Practical way to catch this early: run a simple “create every model I use” smoke test before your full simulation. It fails fast and tells you exactly which name is stale.

  1. List your model names — Put them in one small array in a test file.
  2. Create each model once — Stop on the first error and fix naming before you run anything big.
  3. Re-run with threads on — If you use multithreading, confirm your model set behaves under the same mode.

Workflow notes that keep your upgrade calm

Nest 3.4 comes with a long changelog that includes documentation work, build tooling, and a pile of bug fixes. You don’t need to read every line to upgrade well. You do need a repeatable process that catches the handful of changes that touch your code.

  • Pin versions per project — Treat NEST like any other dependency and pin the version in your setup docs.
  • Write a one-page upgrade log — Track what changed, what you updated, and what tests you ran.
  • Keep a rollback path — Save your old env spec so you can revert in minutes, not hours.
  • Retest plots you publish — Rerun the exact figure scripts and compare images side by side.
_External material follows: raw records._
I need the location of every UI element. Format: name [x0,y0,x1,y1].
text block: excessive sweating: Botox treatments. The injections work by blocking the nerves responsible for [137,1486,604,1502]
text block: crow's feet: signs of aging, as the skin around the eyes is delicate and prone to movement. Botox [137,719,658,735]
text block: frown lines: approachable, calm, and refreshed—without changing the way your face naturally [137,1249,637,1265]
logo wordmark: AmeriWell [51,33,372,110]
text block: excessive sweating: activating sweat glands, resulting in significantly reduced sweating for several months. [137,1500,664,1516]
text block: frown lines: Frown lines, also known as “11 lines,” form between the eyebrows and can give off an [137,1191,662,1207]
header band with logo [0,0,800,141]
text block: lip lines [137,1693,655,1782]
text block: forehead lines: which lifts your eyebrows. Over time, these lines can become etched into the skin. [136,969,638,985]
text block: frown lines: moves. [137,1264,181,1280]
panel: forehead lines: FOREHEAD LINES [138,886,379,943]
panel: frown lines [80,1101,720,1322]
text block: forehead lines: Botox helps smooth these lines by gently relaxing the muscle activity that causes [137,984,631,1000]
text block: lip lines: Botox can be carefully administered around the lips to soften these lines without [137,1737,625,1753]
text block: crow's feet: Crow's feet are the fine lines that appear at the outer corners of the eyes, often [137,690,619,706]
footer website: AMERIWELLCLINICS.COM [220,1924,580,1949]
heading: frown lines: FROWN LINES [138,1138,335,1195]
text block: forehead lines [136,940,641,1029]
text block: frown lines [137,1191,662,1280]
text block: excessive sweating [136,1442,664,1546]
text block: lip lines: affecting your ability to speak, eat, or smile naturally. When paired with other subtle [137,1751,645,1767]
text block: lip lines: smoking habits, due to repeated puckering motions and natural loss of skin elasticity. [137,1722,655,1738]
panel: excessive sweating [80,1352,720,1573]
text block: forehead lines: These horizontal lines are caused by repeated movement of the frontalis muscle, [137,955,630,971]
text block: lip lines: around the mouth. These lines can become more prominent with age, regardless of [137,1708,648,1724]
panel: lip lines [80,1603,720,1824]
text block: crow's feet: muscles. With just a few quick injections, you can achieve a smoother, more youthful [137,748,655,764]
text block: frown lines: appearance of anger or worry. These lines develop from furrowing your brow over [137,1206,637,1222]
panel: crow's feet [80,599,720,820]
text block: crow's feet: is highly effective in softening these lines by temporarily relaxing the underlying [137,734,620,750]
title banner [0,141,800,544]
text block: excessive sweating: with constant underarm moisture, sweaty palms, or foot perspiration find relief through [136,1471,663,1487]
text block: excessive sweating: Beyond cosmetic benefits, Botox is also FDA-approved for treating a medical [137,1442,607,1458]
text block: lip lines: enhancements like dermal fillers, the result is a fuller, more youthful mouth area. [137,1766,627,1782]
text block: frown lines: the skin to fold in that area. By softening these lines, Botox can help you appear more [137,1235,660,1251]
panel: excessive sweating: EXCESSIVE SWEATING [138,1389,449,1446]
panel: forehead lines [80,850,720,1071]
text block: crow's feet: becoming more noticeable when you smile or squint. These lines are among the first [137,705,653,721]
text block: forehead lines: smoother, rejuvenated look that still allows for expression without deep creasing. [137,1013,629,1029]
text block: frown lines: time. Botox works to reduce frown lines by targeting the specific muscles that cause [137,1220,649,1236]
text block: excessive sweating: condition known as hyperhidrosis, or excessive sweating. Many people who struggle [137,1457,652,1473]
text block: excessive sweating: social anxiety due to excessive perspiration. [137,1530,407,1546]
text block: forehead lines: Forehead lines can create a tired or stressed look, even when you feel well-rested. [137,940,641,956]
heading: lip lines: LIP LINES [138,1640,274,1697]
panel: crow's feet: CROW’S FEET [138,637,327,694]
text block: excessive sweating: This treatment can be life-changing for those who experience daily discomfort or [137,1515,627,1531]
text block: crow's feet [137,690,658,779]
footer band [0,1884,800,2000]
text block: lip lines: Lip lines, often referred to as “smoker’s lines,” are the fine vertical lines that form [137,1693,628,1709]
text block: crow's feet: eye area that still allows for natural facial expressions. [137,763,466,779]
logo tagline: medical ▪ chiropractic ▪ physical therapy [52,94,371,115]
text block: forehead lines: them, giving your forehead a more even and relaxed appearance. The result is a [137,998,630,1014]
If you share code with lab mates or collaborators, bundle these notes into the repo README. It saves the “works on my machine” ping-pong later.

What to try next once you’re on Nest 3.4

After your old scripts run cleanly, take one small step into the new features so the upgrade pays you back. Start with spatial source queries if you use spatial networks. If you do structural pruning, switch your disconnection logic to SynapseCollection. If you use NEST Server, lock in explicit port settings so future defaults don’t surprise you.

  1. Replace one custom spatial query — Swap it for the new helper and delete the glue code.
  2. Swap one pruning block — Use SynapseCollection disconnect and confirm the synapse counts match.
  3. Set explicit server ports — Bake the value into config and docs so teammates match your setup.

That’s it. Nest 3.4 is a practical update: less friction in docs, cleaner spatial debugging, and small API and default tweaks that can save time once you know they’re there.